Access to hospice care is currently inequitable.
People with conditions such as dementia, heart and liver failure, lung disease and frailty would benefit greatly from hospice care but are not widely being referred. At the same time, some children with life-shortening conditions are living longer and need support to transition into adult services.
In addition, many groups feel they are disadvantaged towards the end of life and do not have easy access to appropriate hospice services. These groups include certain faith groups, the LGBT (lesbian, gay, bisexual and transgender) community, homeless people, prisoners and the traveller community.

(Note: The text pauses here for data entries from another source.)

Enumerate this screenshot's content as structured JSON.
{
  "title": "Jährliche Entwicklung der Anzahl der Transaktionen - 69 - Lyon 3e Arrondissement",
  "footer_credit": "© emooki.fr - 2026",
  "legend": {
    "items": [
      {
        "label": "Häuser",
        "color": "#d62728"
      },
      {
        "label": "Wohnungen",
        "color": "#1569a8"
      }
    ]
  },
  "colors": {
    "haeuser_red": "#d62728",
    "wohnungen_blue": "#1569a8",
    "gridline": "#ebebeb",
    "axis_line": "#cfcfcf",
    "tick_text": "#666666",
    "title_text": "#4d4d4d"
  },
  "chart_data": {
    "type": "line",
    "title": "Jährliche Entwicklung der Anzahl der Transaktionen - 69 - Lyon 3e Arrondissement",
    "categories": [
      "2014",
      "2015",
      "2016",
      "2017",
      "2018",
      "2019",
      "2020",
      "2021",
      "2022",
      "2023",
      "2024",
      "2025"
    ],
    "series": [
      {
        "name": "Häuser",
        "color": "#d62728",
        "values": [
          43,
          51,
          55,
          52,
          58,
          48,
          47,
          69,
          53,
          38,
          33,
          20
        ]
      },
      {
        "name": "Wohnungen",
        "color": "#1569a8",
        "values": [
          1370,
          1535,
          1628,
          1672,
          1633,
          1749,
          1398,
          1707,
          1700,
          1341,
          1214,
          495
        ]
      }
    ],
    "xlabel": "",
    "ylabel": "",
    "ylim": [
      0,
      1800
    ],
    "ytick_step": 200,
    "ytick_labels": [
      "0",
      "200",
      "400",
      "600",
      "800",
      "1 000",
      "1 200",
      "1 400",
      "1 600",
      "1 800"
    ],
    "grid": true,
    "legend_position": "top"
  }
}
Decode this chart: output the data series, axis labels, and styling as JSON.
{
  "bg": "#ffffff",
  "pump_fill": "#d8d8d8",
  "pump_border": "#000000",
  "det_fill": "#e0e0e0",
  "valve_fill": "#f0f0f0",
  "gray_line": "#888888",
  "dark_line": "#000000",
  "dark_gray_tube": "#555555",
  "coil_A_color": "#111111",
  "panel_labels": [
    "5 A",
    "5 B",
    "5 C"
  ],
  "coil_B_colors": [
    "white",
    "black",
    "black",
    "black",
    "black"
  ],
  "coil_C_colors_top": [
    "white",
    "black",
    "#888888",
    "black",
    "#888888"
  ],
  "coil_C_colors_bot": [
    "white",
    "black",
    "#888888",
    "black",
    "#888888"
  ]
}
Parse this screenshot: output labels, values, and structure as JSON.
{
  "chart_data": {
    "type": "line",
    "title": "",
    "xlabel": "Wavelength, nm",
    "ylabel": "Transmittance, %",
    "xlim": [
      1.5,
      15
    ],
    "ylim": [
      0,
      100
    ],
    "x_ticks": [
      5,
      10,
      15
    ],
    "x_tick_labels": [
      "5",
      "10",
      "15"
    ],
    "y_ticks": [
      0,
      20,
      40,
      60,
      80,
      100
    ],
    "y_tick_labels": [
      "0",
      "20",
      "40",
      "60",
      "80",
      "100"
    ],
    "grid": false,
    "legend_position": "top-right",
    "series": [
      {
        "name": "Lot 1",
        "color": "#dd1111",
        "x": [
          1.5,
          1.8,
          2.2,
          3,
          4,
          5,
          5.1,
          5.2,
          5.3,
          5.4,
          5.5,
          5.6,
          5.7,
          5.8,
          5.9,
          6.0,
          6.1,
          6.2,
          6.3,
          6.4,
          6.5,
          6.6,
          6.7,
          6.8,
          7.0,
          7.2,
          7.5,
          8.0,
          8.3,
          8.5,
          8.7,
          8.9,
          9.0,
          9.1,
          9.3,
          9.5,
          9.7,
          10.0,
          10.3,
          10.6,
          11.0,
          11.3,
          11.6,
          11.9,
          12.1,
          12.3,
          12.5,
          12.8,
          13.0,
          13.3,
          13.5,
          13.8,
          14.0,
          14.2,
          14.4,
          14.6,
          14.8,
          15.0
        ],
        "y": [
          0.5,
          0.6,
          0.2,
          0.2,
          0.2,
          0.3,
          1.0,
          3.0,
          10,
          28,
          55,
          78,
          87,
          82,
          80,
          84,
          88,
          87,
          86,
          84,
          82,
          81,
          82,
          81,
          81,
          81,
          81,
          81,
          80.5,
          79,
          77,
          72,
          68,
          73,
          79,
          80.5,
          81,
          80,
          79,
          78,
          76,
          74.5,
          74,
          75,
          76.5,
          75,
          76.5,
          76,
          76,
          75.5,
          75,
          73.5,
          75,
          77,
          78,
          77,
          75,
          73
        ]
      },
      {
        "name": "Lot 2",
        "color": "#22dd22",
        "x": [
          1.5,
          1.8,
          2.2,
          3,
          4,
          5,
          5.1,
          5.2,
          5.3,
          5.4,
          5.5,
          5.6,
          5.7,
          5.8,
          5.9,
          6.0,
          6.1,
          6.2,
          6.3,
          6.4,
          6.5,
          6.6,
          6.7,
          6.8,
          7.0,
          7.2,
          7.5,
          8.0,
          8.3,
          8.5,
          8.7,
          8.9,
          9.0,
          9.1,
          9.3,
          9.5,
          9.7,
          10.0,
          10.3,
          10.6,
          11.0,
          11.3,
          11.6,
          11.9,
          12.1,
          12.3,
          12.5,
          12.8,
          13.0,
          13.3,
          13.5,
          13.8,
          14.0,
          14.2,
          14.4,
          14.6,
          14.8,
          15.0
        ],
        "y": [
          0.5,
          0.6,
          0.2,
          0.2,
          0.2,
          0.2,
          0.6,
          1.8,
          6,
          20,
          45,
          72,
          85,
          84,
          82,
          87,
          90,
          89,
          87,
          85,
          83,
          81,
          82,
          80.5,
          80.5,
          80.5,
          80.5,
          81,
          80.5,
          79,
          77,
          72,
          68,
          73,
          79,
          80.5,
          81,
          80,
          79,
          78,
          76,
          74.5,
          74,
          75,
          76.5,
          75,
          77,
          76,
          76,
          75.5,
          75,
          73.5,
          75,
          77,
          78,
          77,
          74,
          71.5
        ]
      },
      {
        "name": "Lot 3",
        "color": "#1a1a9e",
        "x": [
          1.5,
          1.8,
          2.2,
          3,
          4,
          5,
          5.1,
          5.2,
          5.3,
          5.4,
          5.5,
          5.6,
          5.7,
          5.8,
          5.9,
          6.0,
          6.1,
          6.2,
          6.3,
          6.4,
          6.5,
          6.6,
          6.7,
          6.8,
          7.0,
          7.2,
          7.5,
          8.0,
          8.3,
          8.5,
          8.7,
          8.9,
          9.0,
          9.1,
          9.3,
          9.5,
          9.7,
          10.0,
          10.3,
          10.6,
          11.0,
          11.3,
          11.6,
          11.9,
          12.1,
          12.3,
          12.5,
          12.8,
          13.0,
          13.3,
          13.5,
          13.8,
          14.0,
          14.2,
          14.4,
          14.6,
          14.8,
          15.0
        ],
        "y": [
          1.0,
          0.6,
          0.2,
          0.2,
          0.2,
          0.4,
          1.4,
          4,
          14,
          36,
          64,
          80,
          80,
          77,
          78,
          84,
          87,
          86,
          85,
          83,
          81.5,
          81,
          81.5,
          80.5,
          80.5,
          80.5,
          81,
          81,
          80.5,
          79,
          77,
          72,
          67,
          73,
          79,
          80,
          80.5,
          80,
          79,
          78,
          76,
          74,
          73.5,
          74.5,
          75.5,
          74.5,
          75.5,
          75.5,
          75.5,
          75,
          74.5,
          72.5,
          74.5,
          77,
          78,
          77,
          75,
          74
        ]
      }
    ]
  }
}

To address this, we need to understand better who is not receiving hospice care and to help local hospices to better understand the needs of the community in their catchment area. Also needed is research into the most appropriate services and approaches, plus education, support and shared best practice to help focus scarce resources and respond to unmet needs.
The change that is needed
People towards the end of life, whoever they are, will:
- have timely access to hospice care if they have a life-shortening condition other than cancer;
- receive the support that is appropriate for their needs; this includes more support for children who are living longer with life-shortening conditions as they make the transition to adult services;
- benefit from greater understanding and knowledge within hospices of the unmet need in their catchment populations;
- receive more joined up and expert support, thanks to better collaboration between hospices, primary care, elderly care and other relevant clinical and social care teams and more systematic sharing of expertise.